This is the final review in the "Books About Asian Women" series. These are the previous entries: Memoirs of a Geisha, The Joy Luck Club, and Shanghai Girls.
Although East is East was meant to be my final review in the books about Asian women series, it's not really about Asian women. Rather, it is about a half-Japanese, half-American sailor named Hiro who, in attempt to escape a Japanese society that won't accept him, jumps ship for the expected greener pastures of America. He instead finds himself a fugitive on an island off the coast of Georgia, which is the location of a writer's and artist's retreat. His attempt to survive and escape from the island is probably the funniest and most entertaining part of this novel. One part that was laugh out loud funny to me is when he goes into a convenience store and, after making his purchase, bows and says obscenities, thinking it to be polite, because of what he saw in a Clint Eastwood movie. As well, he is able to stay at a wealthy, elderly woman's home because she mistakes him for a composer that she saw in Atlanta. Unfortunately, these are the best parts about this novel.

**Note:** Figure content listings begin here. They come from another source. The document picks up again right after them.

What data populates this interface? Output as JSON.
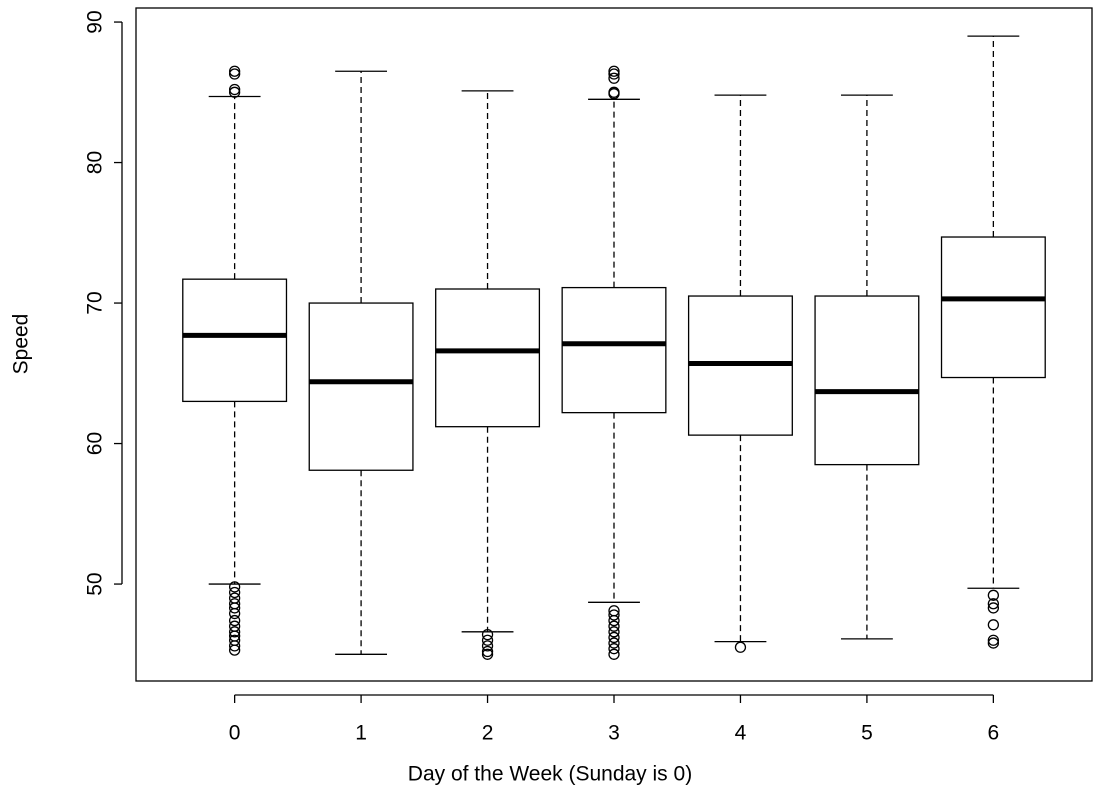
{
  "chart_data": {
    "type": "boxplot",
    "xlabel": "Day of the Week (Sunday is 0)",
    "ylabel": "Speed",
    "categories": [
      "0",
      "1",
      "2",
      "3",
      "4",
      "5",
      "6"
    ],
    "boxes": [
      {
        "low": 50.0,
        "q1": 63.0,
        "median": 67.7,
        "q3": 71.7,
        "high": 84.7,
        "outliers": [
          49.8,
          49.4,
          49.0,
          48.6,
          48.3,
          47.9,
          47.4,
          47.0,
          46.6,
          46.3,
          46.0,
          45.6,
          45.3,
          85.0,
          85.2,
          86.3,
          86.5
        ]
      },
      {
        "low": 45.0,
        "q1": 58.1,
        "median": 64.4,
        "q3": 70.0,
        "high": 86.5,
        "outliers": []
      },
      {
        "low": 46.6,
        "q1": 61.2,
        "median": 66.6,
        "q3": 71.0,
        "high": 85.1,
        "outliers": [
          46.4,
          46.0,
          45.6,
          45.2,
          45.0
        ]
      },
      {
        "low": 48.7,
        "q1": 62.2,
        "median": 67.1,
        "q3": 71.1,
        "high": 84.5,
        "outliers": [
          48.1,
          47.8,
          47.4,
          47.0,
          46.6,
          46.2,
          45.8,
          45.4,
          45.0,
          84.9,
          85.0,
          86.0,
          86.3,
          86.5
        ]
      },
      {
        "low": 45.9,
        "q1": 60.6,
        "median": 65.7,
        "q3": 70.5,
        "high": 84.8,
        "outliers": [
          45.5
        ]
      },
      {
        "low": 46.1,
        "q1": 58.5,
        "median": 63.7,
        "q3": 70.5,
        "high": 84.8,
        "outliers": []
      },
      {
        "low": 49.7,
        "q1": 64.7,
        "median": 70.3,
        "q3": 74.7,
        "high": 89.0,
        "outliers": [
          49.2,
          48.6,
          48.3,
          47.1,
          46.0,
          45.8
        ]
      }
    ],
    "ylim": [
      43.1,
      91.0
    ],
    "yticks": [
      50,
      60,
      70,
      80,
      90
    ]
  }
}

Later, he is helped by one of the writers, a mid-twenties woman who is dating the son of the retreat owner. She leaves him food and offers to let him stay in her writer's cabin. However, her intentions are not as pure as they seem. She has been having writer's block and is hoping her experience with Hiro can help her along her way to win the Pulitzer; in fact, when she thinks he has left her, she says "to hell with him." She is also quite childish in her envy of a former classmate who has been much more successful in the writing game than she. "All she writes about is sex!" she says. And perhaps this is unfair of me, but I can't help but feel like her experience must reflect that of the author, T.C. Boyle. Is it a sign that you don't really have a story that you're itching to tell if one of your main characters is a writer who is struggling to find something to write about?

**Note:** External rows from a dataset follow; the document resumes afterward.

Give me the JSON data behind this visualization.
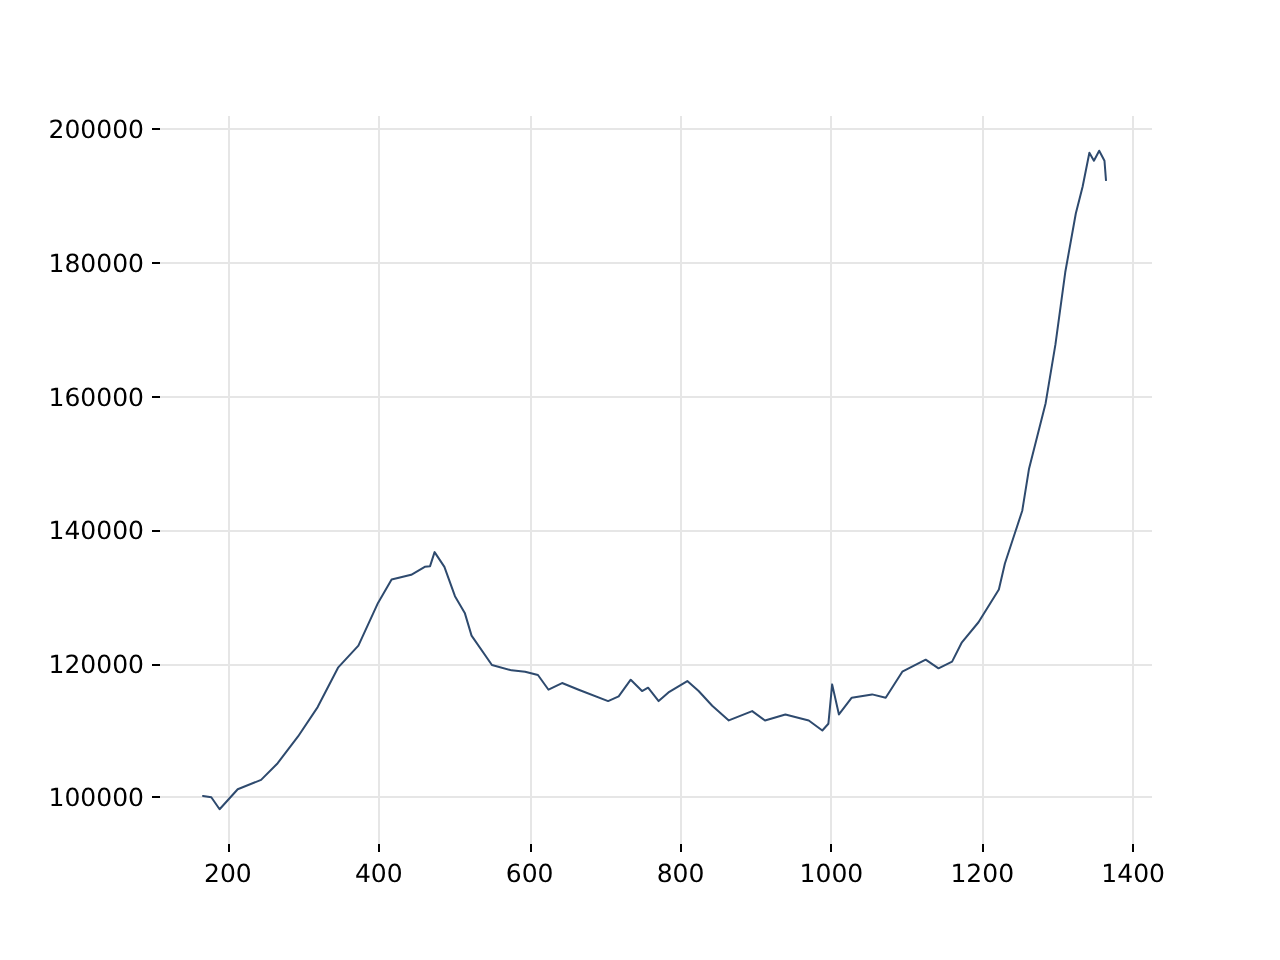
{
  "chart_data": {
    "type": "line",
    "color": "#2e4a6e",
    "grid": true,
    "marker": "none",
    "line_style": "solid",
    "xlim": [
      110,
      1425
    ],
    "xticks": [
      200,
      400,
      600,
      800,
      1000,
      1200,
      1400
    ],
    "ylim": [
      93000,
      202000
    ],
    "yticks": [
      100000,
      120000,
      140000,
      160000,
      180000,
      200000
    ],
    "x": [
      167,
      178,
      189,
      213,
      244,
      266,
      293,
      319,
      346,
      373,
      399,
      417,
      443,
      461,
      468,
      474,
      487,
      501,
      514,
      523,
      550,
      576,
      594,
      611,
      625,
      643,
      665,
      704,
      718,
      734,
      749,
      757,
      771,
      784,
      809,
      824,
      842,
      864,
      895,
      912,
      939,
      970,
      988,
      996,
      1001,
      1010,
      1027,
      1054,
      1072,
      1094,
      1125,
      1142,
      1160,
      1173,
      1195,
      1222,
      1230,
      1253,
      1262,
      1284,
      1297,
      1310,
      1324,
      1333,
      1342,
      1348,
      1355,
      1362,
      1364
    ],
    "values": [
      100200,
      100000,
      98200,
      101200,
      102600,
      105100,
      109100,
      113500,
      119400,
      122700,
      129100,
      132600,
      133300,
      134500,
      134600,
      136700,
      134500,
      130100,
      127600,
      124200,
      119800,
      119000,
      118800,
      118300,
      116100,
      117100,
      116100,
      114400,
      115100,
      117600,
      115900,
      116400,
      114400,
      115700,
      117400,
      115900,
      113700,
      111500,
      112900,
      111500,
      112400,
      111500,
      110000,
      111000,
      116900,
      112400,
      114900,
      115400,
      114900,
      118800,
      120600,
      119300,
      120300,
      123200,
      126200,
      131100,
      135000,
      142900,
      149200,
      159000,
      167800,
      178600,
      187400,
      191400,
      196500,
      195300,
      196800,
      195300,
      192400
    ]
  }
}
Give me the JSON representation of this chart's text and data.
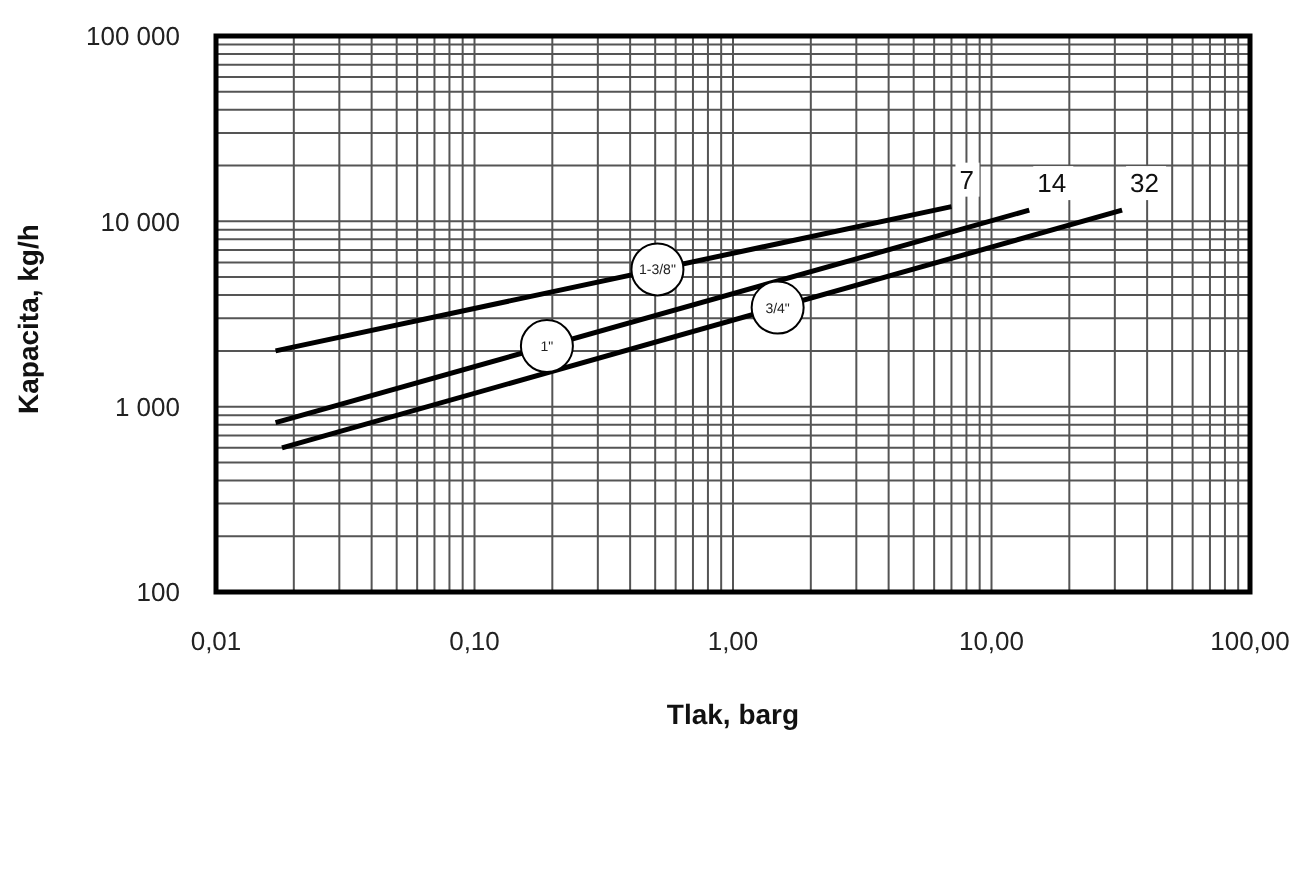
{
  "chart_data": {
    "type": "line",
    "xlabel": "Tlak, barg",
    "ylabel": "Kapacita, kg/h",
    "log": "xy",
    "grid": true,
    "legend": false,
    "marker": "none",
    "line_style": "solid",
    "xlim": [
      0.01,
      100
    ],
    "ylim": [
      100,
      100000
    ],
    "xticks": [
      {
        "value": 0.01,
        "label": "0,01"
      },
      {
        "value": 0.1,
        "label": "0,10"
      },
      {
        "value": 1,
        "label": "1,00"
      },
      {
        "value": 10,
        "label": "10,00"
      },
      {
        "value": 100,
        "label": "100,00"
      }
    ],
    "yticks": [
      100,
      {
        "value": 1000,
        "label": "1 000"
      },
      {
        "value": 10000,
        "label": "10 000"
      },
      {
        "value": 100000,
        "label": "100 000"
      }
    ],
    "series": [
      {
        "name": "1-3/8\"",
        "color": "#000000",
        "x": [
          0.017,
          7
        ],
        "values": [
          2000,
          12000
        ]
      },
      {
        "name": "1\"",
        "color": "#000000",
        "x": [
          0.017,
          14
        ],
        "values": [
          820,
          11500
        ]
      },
      {
        "name": "3/4\"",
        "color": "#000000",
        "x": [
          0.018,
          32
        ],
        "values": [
          600,
          11500
        ]
      }
    ],
    "annotations": [
      {
        "text": "7",
        "x": 7,
        "y": 12000
      },
      {
        "text": "14",
        "x": 14,
        "y": 11500
      },
      {
        "text": "32",
        "x": 32,
        "y": 11500
      }
    ]
  }
}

The novel largely revolves around the struggle of these two; we aren't really brought into the struggles and desires of the surrounding characters. When we are, though, it is not central to the plot. Thus, the only character I feel any sympathy for is Hiro, making at least half the book something I don't care about. And when the reader does get to follow him, it seems like just one long chain of suffering and fighting to survive. It was not very enjoyable to read; if not for my resolve to finish it wouldn't have been. It has no redeeming value in terms of history or culture that the previous novels in the series do. If it does have a side benefit somewhere, it might be in the vocabulary one picks up. It was as if the author had a heart-felt need to prove himself through his vocabulary. But I feel like I can safely make the recommendation to skip East is East.